Monday, August 06, 2007

Do You Know How to Prevent Child Sexual Abuse?

The Sunday Review of Books featured an ad for yet another new book for children on "stranger danger" called "You're NOT my Daddy."

I inwardly groaned, thinking about the scared but earnest parents who would buy it and feel that they had protected their children from sexual abuse. But, what if it is their daddy -- or their step-daddy, their uncle, their coach, their teacher, their babysitter, their Sunday School teacher? Because, in 9 in 10 cases, people who sexually abuse children are well known to the child.

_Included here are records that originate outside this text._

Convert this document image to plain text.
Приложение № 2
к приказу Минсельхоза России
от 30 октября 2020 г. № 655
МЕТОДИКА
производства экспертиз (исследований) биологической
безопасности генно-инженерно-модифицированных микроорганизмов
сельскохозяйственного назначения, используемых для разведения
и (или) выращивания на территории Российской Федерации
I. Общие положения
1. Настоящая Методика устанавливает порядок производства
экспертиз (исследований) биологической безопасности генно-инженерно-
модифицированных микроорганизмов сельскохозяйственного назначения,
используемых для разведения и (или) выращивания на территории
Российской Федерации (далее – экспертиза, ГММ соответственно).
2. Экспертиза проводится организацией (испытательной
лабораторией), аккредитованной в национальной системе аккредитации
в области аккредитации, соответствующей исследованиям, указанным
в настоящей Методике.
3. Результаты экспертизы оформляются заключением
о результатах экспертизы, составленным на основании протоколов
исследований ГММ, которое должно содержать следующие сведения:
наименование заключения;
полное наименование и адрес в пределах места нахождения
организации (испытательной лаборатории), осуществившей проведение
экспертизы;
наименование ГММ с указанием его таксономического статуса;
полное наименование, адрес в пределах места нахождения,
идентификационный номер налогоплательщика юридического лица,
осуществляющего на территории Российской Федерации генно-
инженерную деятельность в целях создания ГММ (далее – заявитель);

I am passionate about protecting children from sexual abuse. I know so many adults -- both friends and clients - - whose lives have been scarred from acts they endured as children. The statistics say 1 in 4 women, 1 in 6 men...but in private conversations it seems so much higher.

That's why I wrote the books "Balancing Acts" and "A Time to Heal", to help congregations prevent abuse and consider the possibility of how to safely minister to an offender. I am pleased to tell you that there is now an online course on these issues, developed in conjunction with the UUA and the New England Adolescent Research Institute, and it is FREE. I am grateful to Joan Tabachnick, my co-author of the course, and NEARI for making this happen. I hope you'll let clergy and lay leaders in YOUR congregation know about this new resource and encourage them to take the course. It will be a valuable resource if you wanted to know more about healthy childhood sexual development, the signs of potential abuse, people with history of sex offenses, and what YOU can do to protect children.

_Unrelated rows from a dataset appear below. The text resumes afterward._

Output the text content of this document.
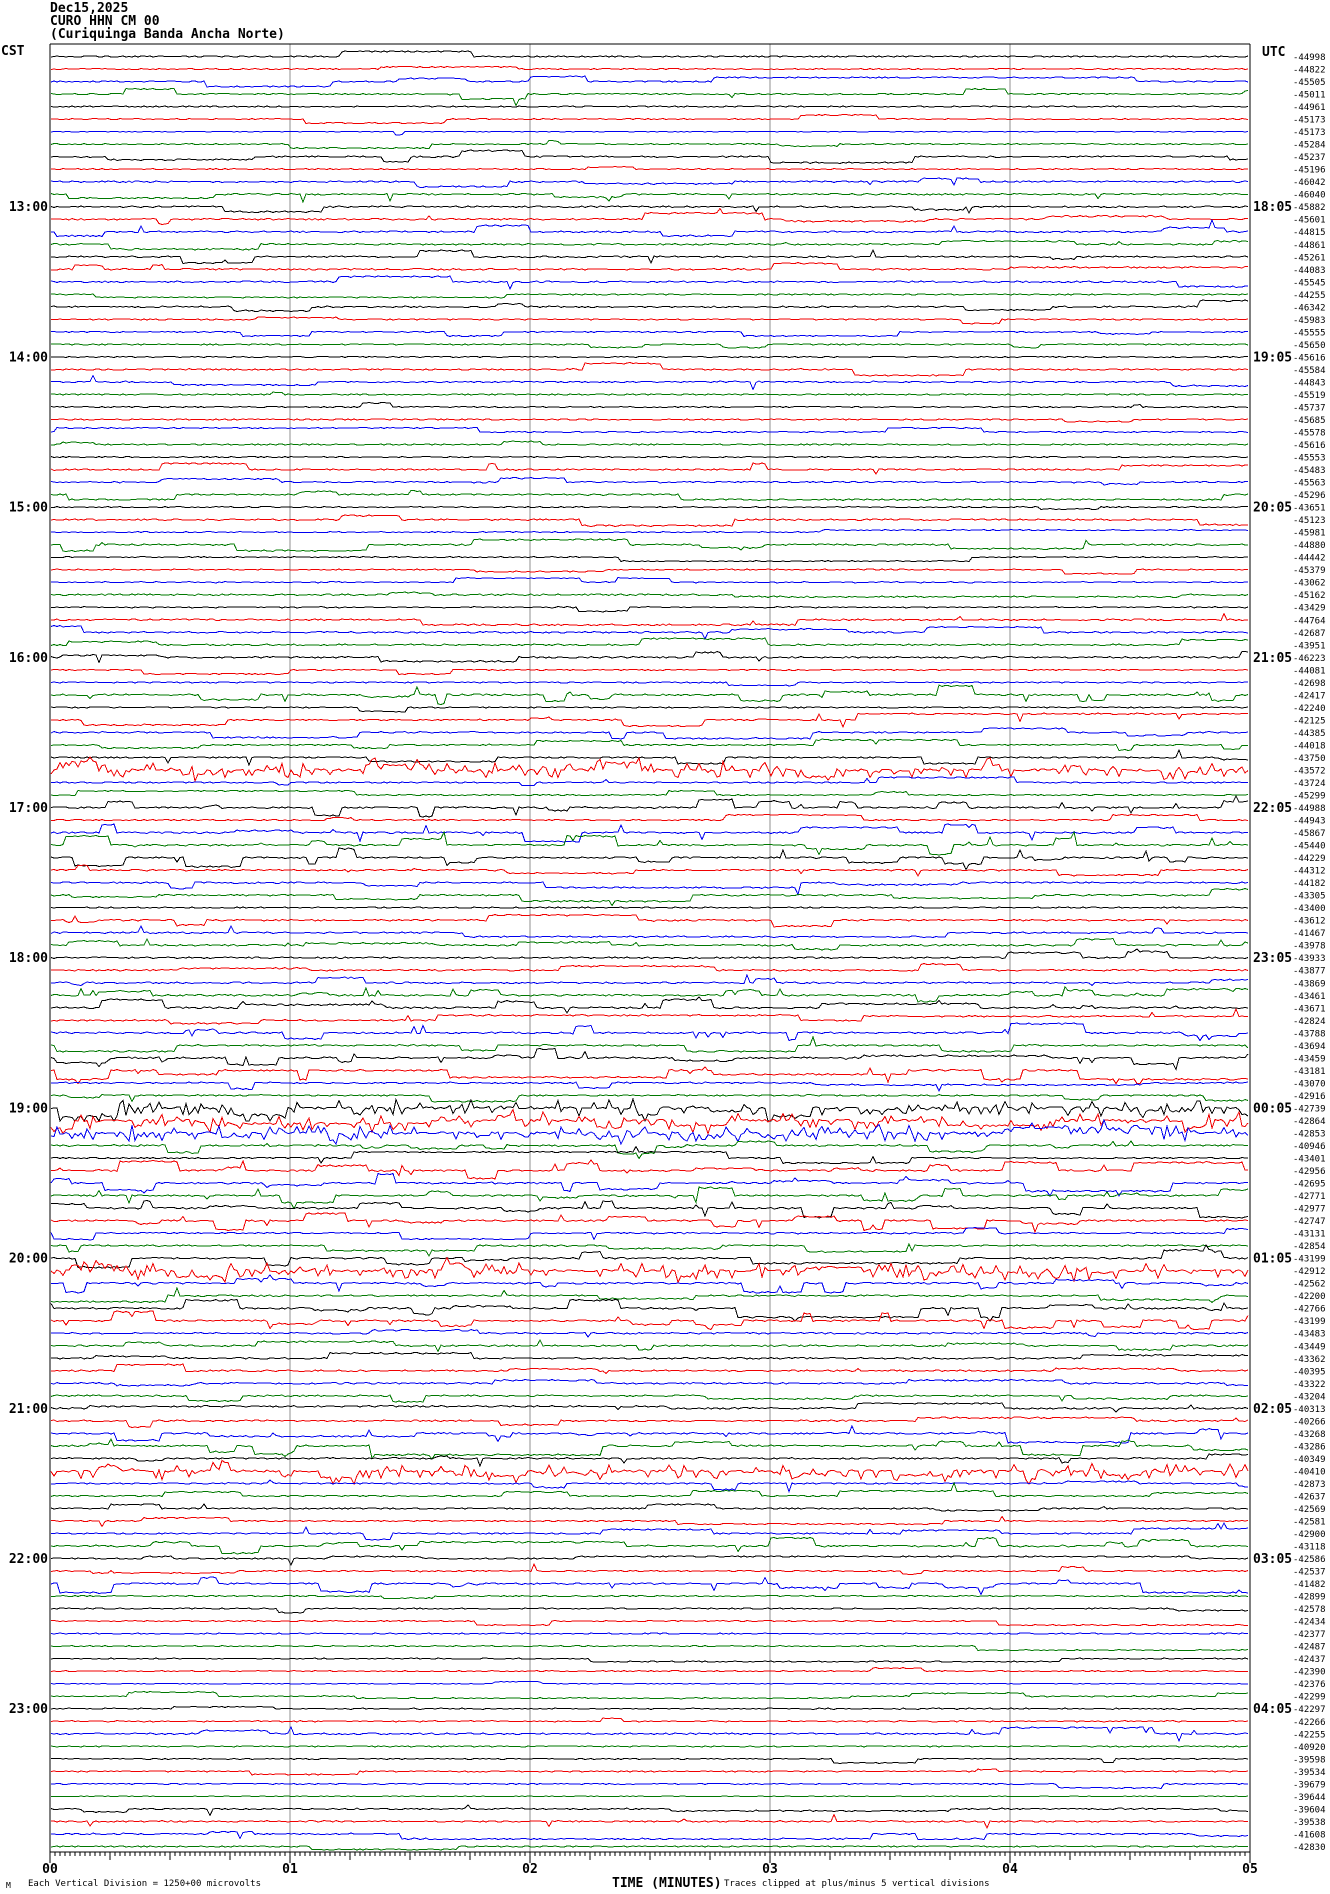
Dec15,2025
CURO HHN CM 00
(Curiquinga Banda Ancha Norte)
CST	UTC
00	01	02	03	04	05
-44998
-44822
-45505
-45011
-44961
-45173
-45173
-45284
-45237
-45196
-46042
-46040
-45882
-45601
-44815
-44861
-45261
-44083
-45545
-44255
-46342
-45983
-45555
-45650
-45616
-45584
-44843
-45519
-45737
-45685
-45578
-45616
-45553
-45483
-45563
-45296
-43651
-45123
-45981
-44880
-44442
-45379
-43062
-45162
-43429
-44764
-42687
-43951
-46223
-44081
-42698
-42417
-42240
-42125
-44385
-44018
-43750
-43572
-43724
-45299
-44988
-44943
-45867
-45440
-44229
-44312
-44182
-43305
-43400
-43612
-41467
-43978
-43933
-43877
-43869
-43461
-43671
-42824
-43788
-43694
-43459
-43181
-43070
-42916
-42739
-42864
-42853
-40946
-43401
-42956
-42695
-42771
-42977
-42747
-43131
-42854
-43199
-42912
-42562
-42200
-42766
-43199
-43483
-43449
-43362
-40395
-43322
-43204
-40313
-40266
-43268
-43286
-40349
-40410
-42873
-42637
-42569
-42581
-42900
-43118
-42586
-42537
-41482
-42899
-42578
-42434
-42377
-42487
-42437
-42390
-42376
-42299
-42297
-42266
-42255
-40920
-39598
-39534
-39679
-39644
-39604
-39538
-41608
-42830
13:00	18:05
14:00	19:05
15:00	20:05
16:00	21:05
17:00	22:05
18:00	23:05
19:00	00:05
20:00	01:05
21:00	02:05
22:00	03:05
23:00	04:05
M Each Vertical Division = 1250+00 microvolts	TIME (MINUTES) Traces clipped at plus/minus 5 vertical divisions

The new course was featured in an AP story in newspapers across the country this weekend. You can read it at http://www.boston.com/news/local/massachusetts/articles/2007/08/03/online_course_helps_churches_deal_with_sex_offenders/?page=2 I'm hoping that the publicity means that more congregations will start looking at what they can do.

2 comments:

Scott Prinster said...

Thanks so much for fighting the good fight on this subject, Deborah. I wish that our nation could be brave enough to look collectively at the things that frighten us, instead of turning to false security. Your work is such an important ministry.

smkyqtzxtl said...

My family is dealing with the fall out from sexual abuse, PTSD and attachment disorder with depression, all done in and around a church setting. It is best to stop it before it starts.